Джебе чему-то рассмеялся и хлопнул одного из своих людей по спине. На глазах у Хасара военачальник нагнулся и несколько раз натянул и отпустил тетиву, разминая плечи. Вокруг тысячи воинов, женщин и детей, собравшихся на стрельбы, умолкли в ожидании, когда стихнет ветерок.
Вот ветер утих, отчего солнце стало припекать гораздо сильней. Стена стрельбища размещалась так, что стрелки отбрасывали длинные тени, но солнце не било в глаза и не мешало целиться. Тэмуге учел все мелочи.
– Готов, – не поворачивая головы, сообщил Джебе.
Его люди стояли с обеих сторон: одна стрела – на тетиве, еще три – на земле. Манера стрельбы не оценивалась, только меткость, но Хасар знал: Джебе будет стрелять с шелковистой плавностью, это вопрос гордости.
– Начали! – скомандовал судья.
Хасар внимательно следил за тем, как стрелки дружно выдохнули, одновременно натягивая луки и пуская стрелы, перед тем как сделать следующий вдох. Десять метнувшихся черточек взвились грациозной дугой и через какое-то время ударили в стену. Туда сразу же побежали судьи, поднятыми флагами сигнализируя о попаданиях.
– Уухай! – доносились их голоса в безмолвном воздухе, сообщая о попадании в центр мишени.

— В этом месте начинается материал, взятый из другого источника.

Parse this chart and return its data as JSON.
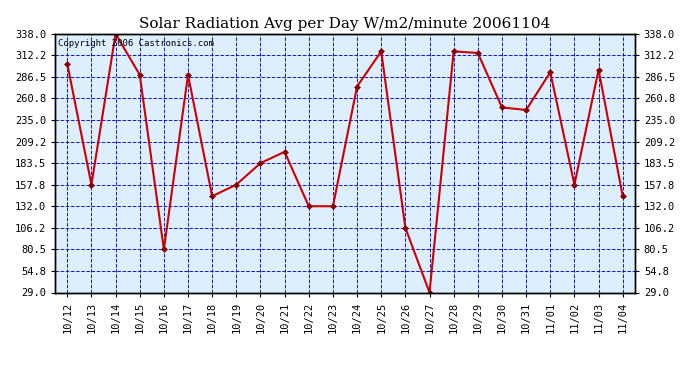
{
  "title": "Solar Radiation Avg per Day W/m2/minute 20061104",
  "copyright": "Copyright 2006 Castronics.com",
  "x_labels": [
    "10/12",
    "10/13",
    "10/14",
    "10/15",
    "10/16",
    "10/17",
    "10/18",
    "10/19",
    "10/20",
    "10/21",
    "10/22",
    "10/23",
    "10/24",
    "10/25",
    "10/26",
    "10/27",
    "10/28",
    "10/29",
    "10/30",
    "10/31",
    "11/01",
    "11/02",
    "11/03",
    "11/04"
  ],
  "y_values": [
    302.0,
    157.8,
    338.0,
    289.0,
    80.5,
    289.0,
    144.0,
    157.8,
    183.5,
    197.0,
    132.0,
    132.0,
    275.0,
    317.0,
    106.2,
    29.0,
    317.0,
    315.0,
    250.0,
    247.0,
    292.0,
    157.8,
    295.0,
    144.0
  ],
  "y_min": 29.0,
  "y_max": 338.0,
  "y_ticks": [
    29.0,
    54.8,
    80.5,
    106.2,
    132.0,
    157.8,
    183.5,
    209.2,
    235.0,
    260.8,
    286.5,
    312.2,
    338.0
  ],
  "line_color": "#cc0000",
  "marker_color": "#880000",
  "bg_color": "#ddeeff",
  "outer_bg": "#ffffff",
  "grid_color": "#0000bb",
  "title_fontsize": 11,
  "tick_fontsize": 7.5,
  "copyright_fontsize": 6.5
}
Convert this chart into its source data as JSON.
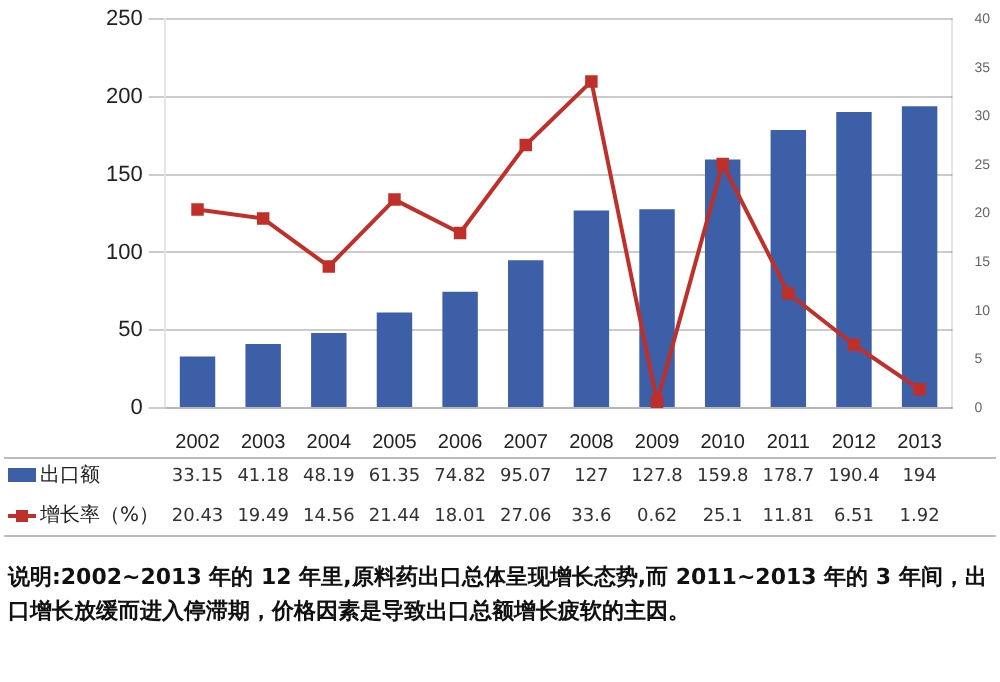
{
  "chart_data": {
    "type": "bar",
    "categories": [
      "2002",
      "2003",
      "2004",
      "2005",
      "2006",
      "2007",
      "2008",
      "2009",
      "2010",
      "2011",
      "2012",
      "2013"
    ],
    "series": [
      {
        "name": "出口额",
        "color": "#3d5fa8",
        "values": [
          33.15,
          41.18,
          48.19,
          61.35,
          74.82,
          95.07,
          127,
          127.8,
          159.8,
          178.7,
          190.4,
          194
        ]
      },
      {
        "name": "增长率（%）",
        "type": "line",
        "axis": "y2",
        "color": "#c0302a",
        "marker": "square",
        "values": [
          20.43,
          19.49,
          14.56,
          21.44,
          18.01,
          27.06,
          33.6,
          0.62,
          25.1,
          11.81,
          6.51,
          1.92
        ]
      }
    ],
    "ylim": [
      0,
      250
    ],
    "yticks": [
      0,
      50,
      100,
      150,
      200,
      250
    ],
    "y2lim": [
      0,
      40
    ],
    "y2ticks": [
      0,
      5,
      10,
      15,
      20,
      25,
      30,
      35,
      40
    ],
    "grid": "y",
    "legend": "bottom left",
    "data_labels": true,
    "annotations": [
      "说明:2002~2013 年的 12 年里,原料药出口总体呈现增长态势,而 2011~2013 年的 3 年间，出口增长放缓而进入停滞期，价格因素是导致出口总额增长疲软的主因。"
    ]
  }
}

Начало получилось удачным: взметнулись все десять флагов. Джебе улыбнулся своим стрелкам, и, как только судьи отошли, десятка выпустила еще по стреле. Для того чтобы пройти в следующий круг соревнований, было достаточно поразить сорока стрелами тридцать три щитка. Задачу лучники выполнили с демонстративной легкостью: тридцать стрел попали в самый центр, промаха было только два, и общий счет, таким образом, составил тридцать восемь очков. Толпа ликовала, а Хасар ревниво покосился на Джебе, проходящего назад между другими соревнующимися. Солнце уже припекало вовсю, а они, гляди-ка, живы и беспечно веселы.